The idea of hastily "finishing tracks", ie. having a finished wav file and then never touching it again, was actually a solution to this issue, to give myself peace of mind that I hadn't left something unfinished. Sure I could come back to any of them but that's not what I want, in this case.

Expand  

Please dont delete your older works.  I dont know what they sound like but i personally couldnt imagine intentionally deleting even the stupidest old shit that ive made.  Storage space is so cheap these days that you can just put all that stuff into a folder of stuff you dont care for and forget about it.  Its better than deleting it forever.  I just bought myself a 512GB SD card for my music and my entire life's work fits on just 50GB of it.  It's worth it to keep even the stuff that you dont like, even if just for sentimental reasons.

  On 10/18/2023 at 4:01 AM, drillkicker said:

My original post may have been false.  I still feel the urge to put work into composition even when i am happy.

Glad to hear it!  I don't think this means your post was false though.
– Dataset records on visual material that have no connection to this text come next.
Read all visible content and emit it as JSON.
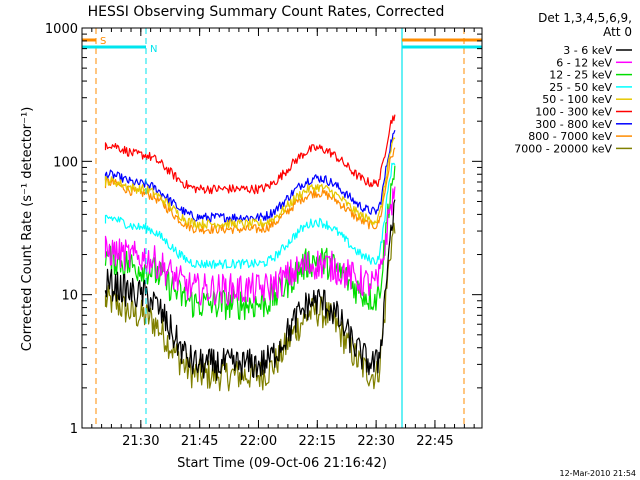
{
  "chart_data": {
    "type": "line",
    "title": "HESSI Observing Summary Count Rates, Corrected",
    "xlabel": "Start Time (09-Oct-06 21:16:42)",
    "ylabel": "Corrected Count Rate (s⁻¹ detector⁻¹)",
    "y_scale": "log",
    "ylim": [
      1,
      1000
    ],
    "xlim_minutes": [
      21.25,
      22.95
    ],
    "x_ticks": [
      "21:30",
      "21:45",
      "22:00",
      "22:15",
      "22:30",
      "22:45"
    ],
    "x_tick_hours": [
      21.5,
      21.75,
      22.0,
      22.25,
      22.5,
      22.75
    ],
    "y_ticks": [
      "1",
      "10",
      "100",
      "1000"
    ],
    "y_tick_values": [
      1,
      10,
      100,
      1000
    ],
    "legend_header": [
      "Det 1,3,4,5,6,9,",
      "Att 0"
    ],
    "legend_placement": "right",
    "markers": [
      {
        "label": "S",
        "color": "#ff8c00"
      },
      {
        "label": "N",
        "color": "#00e5ee"
      }
    ],
    "series": [
      {
        "name": "3 - 6 keV",
        "color": "#000000",
        "x": [
          21.35,
          21.5,
          21.75,
          22.0,
          22.25,
          22.5,
          22.58
        ],
        "values": [
          12,
          10,
          3,
          3,
          9,
          3,
          40
        ]
      },
      {
        "name": "6 - 12 keV",
        "color": "#ff00ff",
        "x": [
          21.35,
          21.5,
          21.75,
          22.0,
          22.25,
          22.5,
          22.58
        ],
        "values": [
          21,
          19,
          11,
          11,
          17,
          12,
          55
        ]
      },
      {
        "name": "12 - 25 keV",
        "color": "#00dd00",
        "x": [
          21.35,
          21.5,
          21.75,
          22.0,
          22.25,
          22.5,
          22.58
        ],
        "values": [
          19,
          16,
          8.5,
          8.5,
          18,
          9.5,
          80
        ]
      },
      {
        "name": "25 - 50 keV",
        "color": "#00ffff",
        "x": [
          21.35,
          21.5,
          21.75,
          22.0,
          22.25,
          22.5,
          22.58
        ],
        "values": [
          38,
          32,
          17,
          17,
          35,
          18,
          100
        ]
      },
      {
        "name": "50 - 100 keV",
        "color": "#e6c800",
        "x": [
          21.35,
          21.5,
          21.75,
          22.0,
          22.25,
          22.5,
          22.58
        ],
        "values": [
          72,
          62,
          34,
          34,
          64,
          36,
          140
        ]
      },
      {
        "name": "100 - 300 keV",
        "color": "#ff0000",
        "x": [
          21.35,
          21.5,
          21.75,
          22.0,
          22.25,
          22.5,
          22.58
        ],
        "values": [
          135,
          112,
          62,
          62,
          125,
          68,
          220
        ]
      },
      {
        "name": "300 - 800 keV",
        "color": "#0000ff",
        "x": [
          21.35,
          21.5,
          21.75,
          22.0,
          22.25,
          22.5,
          22.58
        ],
        "values": [
          80,
          68,
          38,
          38,
          75,
          42,
          160
        ]
      },
      {
        "name": "800 - 7000 keV",
        "color": "#ff8c00",
        "x": [
          21.35,
          21.5,
          21.75,
          22.0,
          22.25,
          22.5,
          22.58
        ],
        "values": [
          70,
          58,
          31,
          31,
          58,
          33,
          120
        ]
      },
      {
        "name": "7000 - 20000 keV",
        "color": "#808000",
        "x": [
          21.35,
          21.5,
          21.75,
          22.0,
          22.25,
          22.5,
          22.58
        ],
        "values": [
          9,
          7,
          2.5,
          2.5,
          7.5,
          2.5,
          30
        ]
      }
    ]
  },
  "footer": {
    "timestamp": "12-Mar-2010 21:54"
  }
}
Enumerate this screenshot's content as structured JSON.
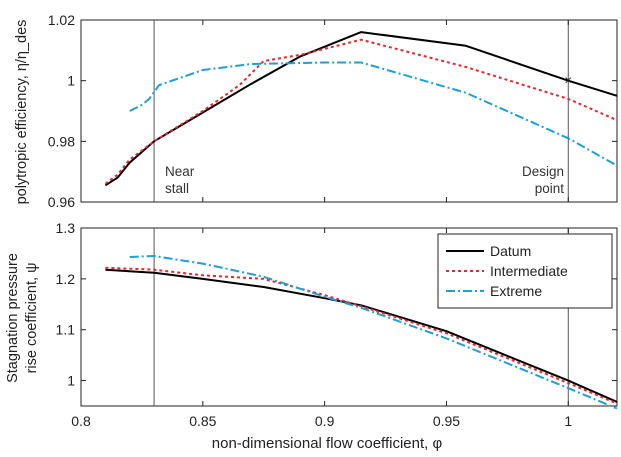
{
  "chart_data": [
    {
      "type": "line",
      "ylabel": "polytropic efficiency, η/η_des",
      "xlim": [
        0.8,
        1.02
      ],
      "ylim": [
        0.96,
        1.02
      ],
      "x_ticks": [
        "0.8",
        "0.85",
        "0.9",
        "0.95",
        "1"
      ],
      "y_ticks": [
        "0.96",
        "0.98",
        "1",
        "1.02"
      ],
      "y_tick_values": [
        0.96,
        0.98,
        1.0,
        1.02
      ],
      "grid": false,
      "vertical_lines": [
        0.83,
        1.0
      ],
      "annotations": [
        {
          "line1": "Near",
          "line2": "stall",
          "x": 0.83
        },
        {
          "line1": "Design",
          "line2": "point",
          "x": 1.0
        }
      ],
      "marker": {
        "x": 1.0,
        "y": 1.0,
        "symbol": "×"
      },
      "series": [
        {
          "name": "Datum",
          "color": "#000000",
          "dash": "solid",
          "x": [
            0.81,
            0.815,
            0.82,
            0.83,
            0.85,
            0.87,
            0.89,
            0.915,
            0.958,
            1.0,
            1.02
          ],
          "y": [
            0.9655,
            0.968,
            0.973,
            0.98,
            0.9895,
            0.999,
            1.008,
            1.016,
            1.0115,
            1.0,
            0.995
          ]
        },
        {
          "name": "Intermediate",
          "color": "#e8262b",
          "dash": "3,3",
          "x": [
            0.81,
            0.815,
            0.82,
            0.83,
            0.85,
            0.865,
            0.875,
            0.89,
            0.915,
            0.958,
            1.0,
            1.02
          ],
          "y": [
            0.966,
            0.969,
            0.974,
            0.98,
            0.99,
            0.9985,
            1.0065,
            1.0085,
            1.0135,
            1.0045,
            0.994,
            0.987
          ]
        },
        {
          "name": "Extreme",
          "color": "#1ba0d8",
          "dash": "9,3,2,3",
          "x": [
            0.82,
            0.825,
            0.828,
            0.832,
            0.85,
            0.87,
            0.9,
            0.915,
            0.958,
            1.0,
            1.02
          ],
          "y": [
            0.99,
            0.992,
            0.994,
            0.9985,
            1.0035,
            1.0055,
            1.006,
            1.006,
            0.996,
            0.981,
            0.972
          ]
        }
      ]
    },
    {
      "type": "line",
      "ylabel_line1": "Stagnation pressure",
      "ylabel_line2": "rise coefficient, ψ",
      "xlabel": "non-dimensional flow coefficient, φ",
      "xlim": [
        0.8,
        1.02
      ],
      "ylim": [
        0.95,
        1.3
      ],
      "x_ticks": [
        "0.8",
        "0.85",
        "0.9",
        "0.95",
        "1"
      ],
      "x_tick_values": [
        0.8,
        0.85,
        0.9,
        0.95,
        1.0
      ],
      "y_ticks": [
        "1",
        "1.1",
        "1.2",
        "1.3"
      ],
      "y_tick_values": [
        1.0,
        1.1,
        1.2,
        1.3
      ],
      "grid": false,
      "legend_position": "top-right",
      "vertical_lines": [
        0.83,
        1.0
      ],
      "series": [
        {
          "name": "Datum",
          "color": "#000000",
          "dash": "solid",
          "x": [
            0.81,
            0.83,
            0.85,
            0.875,
            0.9,
            0.915,
            0.95,
            1.0,
            1.02
          ],
          "y": [
            1.218,
            1.212,
            1.2,
            1.184,
            1.162,
            1.148,
            1.097,
            1.0,
            0.958
          ]
        },
        {
          "name": "Intermediate",
          "color": "#e8262b",
          "dash": "3,3",
          "x": [
            0.81,
            0.83,
            0.85,
            0.875,
            0.9,
            0.915,
            0.95,
            1.0,
            1.02
          ],
          "y": [
            1.222,
            1.218,
            1.207,
            1.2,
            1.168,
            1.146,
            1.093,
            0.995,
            0.955
          ]
        },
        {
          "name": "Extreme",
          "color": "#1ba0d8",
          "dash": "9,3,2,3",
          "x": [
            0.82,
            0.83,
            0.85,
            0.875,
            0.9,
            0.915,
            0.95,
            1.0,
            1.02
          ],
          "y": [
            1.243,
            1.245,
            1.23,
            1.204,
            1.165,
            1.143,
            1.083,
            0.985,
            0.945
          ]
        }
      ]
    }
  ]
}
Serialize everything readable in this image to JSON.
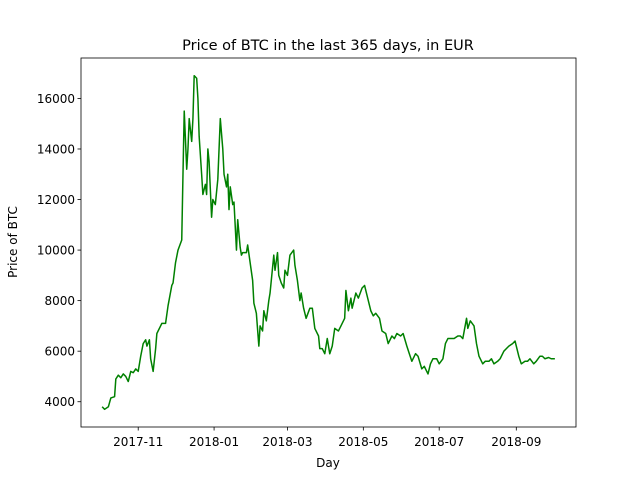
{
  "chart_data": {
    "type": "line",
    "title": "Price of BTC in the last 365 days, in EUR",
    "xlabel": "Day",
    "ylabel": "Price of BTC",
    "x": [
      -29,
      -27,
      -24,
      -22,
      -19,
      -18,
      -16,
      -14,
      -12,
      -10,
      -8,
      -6,
      -4,
      -2,
      0,
      2,
      4,
      6,
      7,
      9,
      10,
      12,
      14,
      15,
      18,
      19,
      22,
      24,
      27,
      28,
      30,
      32,
      35,
      36,
      37,
      39,
      40,
      41,
      43,
      44,
      45,
      47,
      48,
      49,
      51,
      52,
      54,
      55,
      56,
      57,
      59,
      60,
      62,
      64,
      66,
      68,
      69,
      71,
      72,
      73,
      74,
      76,
      77,
      79,
      80,
      82,
      83,
      84,
      87,
      88,
      90,
      92,
      93,
      95,
      97,
      98,
      100,
      101,
      103,
      105,
      106,
      109,
      110,
      112,
      113,
      115,
      117,
      118,
      120,
      122,
      125,
      126,
      128,
      130,
      131,
      133,
      135,
      138,
      140,
      142,
      145,
      146,
      148,
      150,
      152,
      154,
      156,
      158,
      161,
      163,
      166,
      167,
      169,
      171,
      172,
      175,
      177,
      180,
      182,
      184,
      187,
      189,
      191,
      194,
      196,
      199,
      201,
      204,
      206,
      208,
      211,
      213,
      216,
      218,
      220,
      223,
      225,
      228,
      230,
      233,
      235,
      237,
      240,
      242,
      245,
      247,
      249,
      252,
      254,
      257,
      259,
      261,
      264,
      265,
      267,
      270,
      272,
      274,
      277,
      279,
      282,
      284,
      286,
      289,
      291,
      294,
      296,
      298,
      301,
      303,
      306,
      308,
      311,
      313,
      315,
      318,
      320,
      323,
      325,
      327,
      330,
      332,
      335
    ],
    "values": [
      3800,
      3700,
      3800,
      4150,
      4200,
      4900,
      5050,
      4950,
      5100,
      5000,
      4800,
      5200,
      5150,
      5300,
      5200,
      5800,
      6300,
      6450,
      6200,
      6450,
      5700,
      5200,
      6100,
      6700,
      7000,
      7100,
      7100,
      7800,
      8600,
      8700,
      9500,
      10000,
      10400,
      13000,
      15500,
      13200,
      14000,
      15200,
      14300,
      15200,
      16900,
      16800,
      16000,
      14500,
      13000,
      12200,
      12600,
      12200,
      14000,
      13500,
      11300,
      12000,
      11800,
      12800,
      15200,
      14000,
      13000,
      12500,
      13000,
      11600,
      12500,
      11800,
      11900,
      10000,
      11200,
      10100,
      9800,
      9900,
      9900,
      10200,
      9500,
      8800,
      7900,
      7500,
      6200,
      7000,
      6800,
      7600,
      7200,
      8000,
      8300,
      9800,
      9200,
      9900,
      9000,
      8700,
      8500,
      9200,
      9000,
      9800,
      10000,
      9400,
      8800,
      8000,
      8300,
      7700,
      7300,
      7700,
      7700,
      6900,
      6600,
      6100,
      6100,
      5900,
      6500,
      5900,
      6200,
      6900,
      6800,
      7000,
      7300,
      8400,
      7600,
      8100,
      7700,
      8300,
      8100,
      8500,
      8600,
      8200,
      7600,
      7400,
      7500,
      7300,
      6800,
      6700,
      6300,
      6600,
      6500,
      6700,
      6600,
      6700,
      6200,
      5900,
      5600,
      5900,
      5800,
      5300,
      5400,
      5100,
      5500,
      5700,
      5700,
      5500,
      5700,
      6300,
      6500,
      6500,
      6500,
      6600,
      6600,
      6500,
      7300,
      6900,
      7200,
      7000,
      6300,
      5800,
      5500,
      5600,
      5600,
      5700,
      5500,
      5600,
      5700,
      6000,
      6100,
      6200,
      6300,
      6400,
      5800,
      5500,
      5600,
      5600,
      5700,
      5500,
      5600,
      5800,
      5800,
      5700,
      5750,
      5700,
      5700
    ],
    "color": "#008000",
    "xlim": [
      -46,
      352
    ],
    "ylim": [
      3000,
      17600
    ],
    "xticks": [
      {
        "value": 0,
        "label": "2017-11"
      },
      {
        "value": 61,
        "label": "2018-01"
      },
      {
        "value": 120,
        "label": "2018-03"
      },
      {
        "value": 181,
        "label": "2018-05"
      },
      {
        "value": 242,
        "label": "2018-07"
      },
      {
        "value": 304,
        "label": "2018-09"
      }
    ],
    "yticks": [
      4000,
      6000,
      8000,
      10000,
      12000,
      14000,
      16000
    ]
  }
}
It's true that creativity can arise out of lots of different states of mind and life conditions. Loneliness just happens to be one of them, and that was true for you at the time and led to a specific type of creative process. Happiness can be another one. You mentioned being in a band. For me, playing music with other people is a whole different story. I don't do any tracks with other people, so my process for making tracks is definitely a personal one and can be enhanced by circumstances that involve being isolated, alienated, or just from periods of staying indoors a lot to be cozy in the winter or avoiding the heat in summer.  But yeah I fucking love playing music with other people, I'm a jazz musician by training/education so the art form sort of demands the interaction with others to really be what it is. And there's nothing else that satisfies in the same way. So right on :beer:

  On 10/18/2023 at 4:04 AM, drillkicker said:

Please dont delete your older works.  I dont know what they sound like but i personally couldnt imagine intentionally deleting even the stupidest old shit that ive made.  Storage space is so cheap these days that you can just put all that stuff into a folder of stuff you dont care for and forget about it.  Its better than deleting it forever.  I just bought myself a 512GB SD card for my music and my entire life's work fits on just 50GB of it.  It's worth it to keep even the stuff that you dont like, even if just for sentimental reasons.

Ehhh, see if you still feel this way in another ten years lol. It really piles up. Maybe for me the mental burden is that I think some of the stuff is just embarrassing. I always imagine what if I die suddenly and my family and friends have to wade through this shit. Making tracks is a really personal thing for me as I mentioned above. For many years most people in my life didn't even know it was something I do, they just knew me as a pianist or whatever. I just have stupid hangups like that though, at the end of the day none of it probably matters. None of this does.

Also I don't want to neglect to mention that most books about creativity will all say the same thing: keep working on stuff whether you feel like it or not. I think that's especially true for people who are trying to make a living as creatives, but as a general principle it's true universally.

I haven't done this in recent years. In case it wasn't already obvious I've turned into a real miserable fuck since 2020. I haven't had enough desire to be creative in the first place to want to push myself to work every day like that. But there have been periods of my life when I did work on stuff every day regardless of mood. And it does work, because you get into a flow and ideas come more easily in that state. But you have to be a good editor too.

Edited by toaoaoad

Good posts here, lot to think about! I don't have much to say right now.. 

 except don't be to so harsh on yourself. The reality can be very cruel sometimes!  
 Some periods I can stay all creative and in good moods but suddenly fall back into a black hole I can not explain. 

Very small creative outputs matters! And never feel bad for your achievement's even if you don't like it.